Abstract: to be added

Bio: Stefano Binda is responsible for exploring and discovering new and innovative positioning, navigation and timing technologies in the Navigation Innovation Support Programme (NAVISP), defining activities under the Element 1, at ESA/ESTEC in The Netherlands. He is an aeronautical engineer with more than 28 years of professional experience, having covered, in industry and at ESA, various positions, from engineering and design to verification, for space, ground and user equipment, in attitude determination and control and satellite navigation. As a member of the Galileo Project team, he contributed to the achievement of the First Galileo Open Service Position Fix in 2013 and of the first position fix with OS Navigation Message Authenticated satellites in 2020.

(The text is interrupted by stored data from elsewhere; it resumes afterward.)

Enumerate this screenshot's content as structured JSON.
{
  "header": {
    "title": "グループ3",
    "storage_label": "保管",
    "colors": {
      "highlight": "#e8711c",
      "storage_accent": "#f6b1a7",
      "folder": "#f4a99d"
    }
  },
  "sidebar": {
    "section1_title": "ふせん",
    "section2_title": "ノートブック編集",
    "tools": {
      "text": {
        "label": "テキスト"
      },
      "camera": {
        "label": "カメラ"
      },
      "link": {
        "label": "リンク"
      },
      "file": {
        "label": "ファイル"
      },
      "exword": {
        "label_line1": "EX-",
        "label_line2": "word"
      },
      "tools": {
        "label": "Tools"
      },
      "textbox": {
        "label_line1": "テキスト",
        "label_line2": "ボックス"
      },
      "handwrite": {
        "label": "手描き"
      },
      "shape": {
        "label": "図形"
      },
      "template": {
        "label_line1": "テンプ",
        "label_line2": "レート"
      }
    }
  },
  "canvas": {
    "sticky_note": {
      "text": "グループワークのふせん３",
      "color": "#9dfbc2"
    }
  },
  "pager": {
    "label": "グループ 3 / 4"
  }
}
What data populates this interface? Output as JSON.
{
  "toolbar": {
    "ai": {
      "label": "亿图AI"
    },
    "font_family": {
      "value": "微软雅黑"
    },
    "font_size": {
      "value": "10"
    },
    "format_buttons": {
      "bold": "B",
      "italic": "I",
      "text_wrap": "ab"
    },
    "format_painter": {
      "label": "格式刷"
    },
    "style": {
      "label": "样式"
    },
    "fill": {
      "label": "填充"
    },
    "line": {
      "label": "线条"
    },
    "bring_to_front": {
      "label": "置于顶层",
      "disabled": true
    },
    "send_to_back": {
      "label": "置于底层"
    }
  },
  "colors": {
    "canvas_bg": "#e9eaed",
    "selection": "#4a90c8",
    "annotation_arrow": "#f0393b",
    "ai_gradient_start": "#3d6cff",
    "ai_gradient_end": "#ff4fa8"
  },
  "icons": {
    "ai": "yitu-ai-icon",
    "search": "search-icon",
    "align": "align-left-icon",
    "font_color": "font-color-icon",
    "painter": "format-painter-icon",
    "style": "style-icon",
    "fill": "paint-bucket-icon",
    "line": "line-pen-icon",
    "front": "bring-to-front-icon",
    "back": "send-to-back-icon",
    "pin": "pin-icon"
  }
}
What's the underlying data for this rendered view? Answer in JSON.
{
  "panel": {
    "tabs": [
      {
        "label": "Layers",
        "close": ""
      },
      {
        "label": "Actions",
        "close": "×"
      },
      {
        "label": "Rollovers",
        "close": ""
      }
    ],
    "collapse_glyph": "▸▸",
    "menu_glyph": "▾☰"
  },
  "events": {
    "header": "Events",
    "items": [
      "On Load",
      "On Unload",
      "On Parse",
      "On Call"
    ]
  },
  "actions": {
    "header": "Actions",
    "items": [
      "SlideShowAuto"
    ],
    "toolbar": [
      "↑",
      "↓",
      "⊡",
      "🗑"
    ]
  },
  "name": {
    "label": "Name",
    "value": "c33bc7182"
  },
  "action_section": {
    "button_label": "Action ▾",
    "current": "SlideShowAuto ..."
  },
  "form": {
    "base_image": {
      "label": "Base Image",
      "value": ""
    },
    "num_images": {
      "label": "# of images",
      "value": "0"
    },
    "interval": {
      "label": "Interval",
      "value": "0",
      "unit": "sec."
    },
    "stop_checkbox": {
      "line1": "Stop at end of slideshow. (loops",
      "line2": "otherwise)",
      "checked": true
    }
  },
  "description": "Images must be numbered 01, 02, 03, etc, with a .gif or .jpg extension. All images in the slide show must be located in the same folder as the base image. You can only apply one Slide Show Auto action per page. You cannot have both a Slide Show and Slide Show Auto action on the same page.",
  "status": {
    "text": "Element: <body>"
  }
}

Abstract: Positioning, Navigation and Timing (PNT) functions are permeating our modern society: there are virtually no activities which can be performed without resorting to some form of PNT. Global Navigation Satellite Systems (GNSS) are the most convenient positioning systems, used by billion of users every day, without even realising it, as positioning from Space brings automatically global coverage, and sophisticated signals allow excellent performance in most of the user environement. GNSS have become a commodity, like water and electricity but need to be protected. The Protect, Toughen and Augment paradigm addresses the issues at government, manufacturer, operator and user level. Moreveor, indoor and underground some shortcomings are inherent to the system design. Several initiatives to advance PNT from Space are ongoing, from the flagship European GNSSs Galileo and EGNOS, including the new layer at LEO, Celeste, to the advanced projects carried out in the Navigation Innovation Support Program (NAVISP).